PIKK inhibitors block multiple steps in the Vpr-mediated progression to polyploidy. (A) Flow cytometric cell cycle analysis of HK2 cells 48 h following transduction with TY2-Vpr-GFP with or without VE821. The x axis shows the DNA content, and the y axis indicates the relative cell number. The relative numbers of cells within the G₀/G₁, G₂/M, and polyploid gates are indicated in each panel. (B) Flow cytometric analysis as in panel A for cells treated with luciferase (control), KU60019, rapamycin (Rap), or KU60019 and rapamycin together. Vpr expression is as in panel A where indicated. (C to E) Quantitation of three replicates of the experiment for which results are shown in panel B. The mean value is plotted for each condition (expressed as the fold change or percentage of cells as indicated), and error bars indicate standard deviations. Asterisks indicate significance by one-way ANOVA (*, P < 0.001; **, P < 0.0002; ***, P < 0.0001). (F) siRNA treatment targeting ATM. (Top) Western blot of HK2 cells treated with a negative control (si-Neg) or ATM (si-ATM) siRNA, with or without Vpr expression. Cells were probed for ATM, phospho-Chk2, and actin as a loading control. (Bottom) Flow cytometric analysis of the DNA contents of cells treated with the indicated siRNA and expressing or not expressing Vpr, as indicated. The relative number of cells is plotted, and the percentage of cells in a given class of DNA content is indicated in each panel. (G) CRISPR/Cas9-mediated ATM deletion in HK2 cells. (Top) Western blot of HK2 cells (ctrl), two different ATM guide RNAs (ATM-G1 and ATM-G2), and an mTOR guide RNA (mTOR-G1).
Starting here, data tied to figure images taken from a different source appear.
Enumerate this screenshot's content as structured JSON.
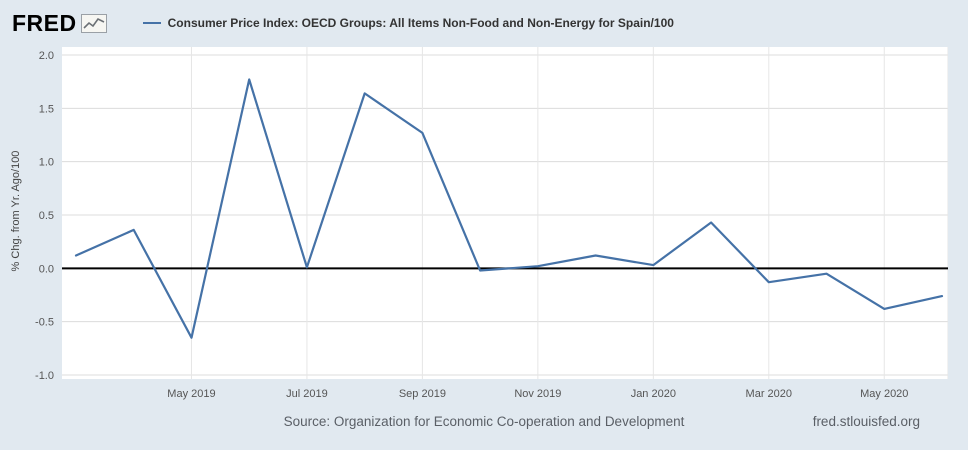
{
  "header": {
    "logo": "FRED",
    "legend_series_label": "Consumer Price Index: OECD Groups: All Items Non-Food and Non-Energy for Spain/100"
  },
  "footer": {
    "source": "Source: Organization for Economic Co-operation and Development",
    "site": "fred.stlouisfed.org"
  },
  "colors": {
    "background": "#e1e9f0",
    "plot_background": "#ffffff",
    "accent": "#4572a7",
    "zero_line": "#000000",
    "gridline": "#dcdcdc"
  },
  "chart_data": {
    "type": "line",
    "title": "Consumer Price Index: OECD Groups: All Items Non-Food and Non-Energy for Spain/100",
    "xlabel": "",
    "ylabel": "% Chg. from Yr. Ago/100",
    "ylim": [
      -1.0,
      2.0
    ],
    "y_ticks": [
      2.0,
      1.5,
      1.0,
      0.5,
      0.0,
      -0.5,
      -1.0
    ],
    "x": [
      "Mar 2019",
      "Apr 2019",
      "May 2019",
      "Jun 2019",
      "Jul 2019",
      "Aug 2019",
      "Sep 2019",
      "Oct 2019",
      "Nov 2019",
      "Dec 2019",
      "Jan 2020",
      "Feb 2020",
      "Mar 2020",
      "Apr 2020",
      "May 2020",
      "Jun 2020"
    ],
    "x_tick_labels": [
      "May 2019",
      "Jul 2019",
      "Sep 2019",
      "Nov 2019",
      "Jan 2020",
      "Mar 2020",
      "May 2020"
    ],
    "series": [
      {
        "name": "Consumer Price Index: OECD Groups: All Items Non-Food and Non-Energy for Spain/100",
        "values": [
          0.12,
          0.36,
          -0.65,
          1.77,
          0.01,
          1.64,
          1.27,
          -0.02,
          0.02,
          0.12,
          0.03,
          0.43,
          -0.13,
          -0.05,
          -0.38,
          -0.26
        ]
      }
    ],
    "line_color": "#4572a7",
    "grid": true,
    "legend_position": "top"
  }
}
Cells were probed for ATM or for actin as a loading control. (Bottom) Flow cytometric analysis of HK2 or ATM-G2 (ATM-deleted) cell lines upon infection with TY2-Vpr-GFP. (H and I) Flow cytometric analysis of HK2 cells, infected with an NL4-3.HSA.Vpr⁺ or Vpr⁻ virus pseudotyped with the VSV-G envelope and then treated with rapamycin (H) or KU60019 (I). Infections were performed for 3 days, and the drug was added 1 h after infection. For control data, see Fig. 2C.

FIG 6

DNA-PK inhibitors eliminate polyploidy without affecting G₂/M arrest. (A) HK2 cells were either left uninfected or infected with TY2-Vpr-GFP. Four hours postinfection, NU7441 (a DNA-PK inhibitor) was added to the medium. Cells were harvested 2 days postinfection and their DNA contents measured by flow cytometry. (B to D) Quantitation of the results for three replicates of the experiment for which results are shown in panel A. (E) Flow cytometric analysis of HK2 cells that were first infected with an NL4-3.HSA.Vpr⁺ or Vpr⁻ virus pseudotyped with the VSV-G envelope and then treated with NU7441. Infections were performed for 2 days, and the drug was added 1 h after infection.

FIG 7

Model for escape from G₂ arrest and polyploidy progression in Vpr⁺ RTECs. In renal cells, expression of HIV-1 Vpr induces G₂ arrest. Cells that escape G₂ arrest either undergo aberrant mitosis followed by mitotic cell death or endoreplicate to become polyploid. Inhibitors known to target PIKK family members block distinct steps of the progression to polyploidy in renal cells.